8 ounces cream cheese, softened
1 cup powdered sugar
1 cup whipping cream
1 teaspoon almond or vanilla extract

Pie topping (recipe below)

Mix cream cheese with powdered sugar and set aside. Whip cream until soft peaks form. Add almond or vanilla extract. Fold in cream cheese mixture. Pour into prepared graham cracker crust and chill. Top with fruit and glaze. Refrigerate 2 to 3 hours before serving.

For pie topping

1 large can mandarin oranges in light syrup, drained (reserve juice)
1½ teaspoons corn starch
Assorted fresh fruit (Sande likes to use fresh kiwi, strawberries, and blueberries.)*

Heat reserved juice from mandarin oranges. Mix cornstarch with small amount of water until dissolved, then stir into heated juice. Continue stirring until thickened. Let cool and brush over fruit topping.

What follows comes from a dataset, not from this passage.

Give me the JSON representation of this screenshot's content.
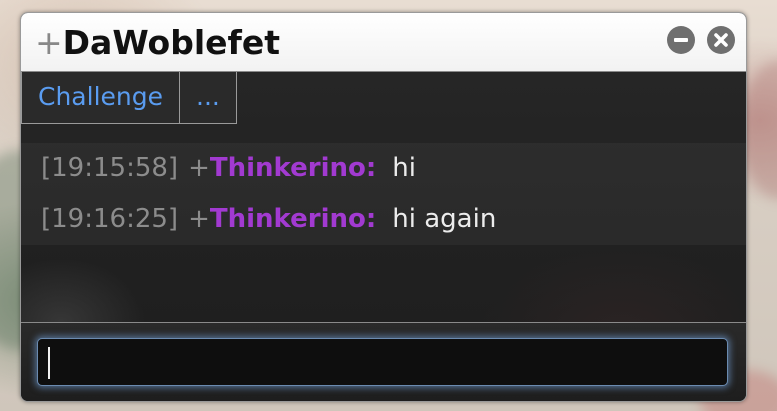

*Any combination of fruits will do. Sande likes to place the mandarin oranges around the outer perimeter of the pie. She then peels and slices kiwi and arranges slices in an overlapping line down the center of the pie. After hulling and slicing strawberries lengthwise, she arranges them in an overlapping line on both sides of the kiwi, leaving a half moon on either side to fill in with blueberries.

In a hurry? You can use canned cherry pie filling as a topping — no cutting, slicing, or glazing required!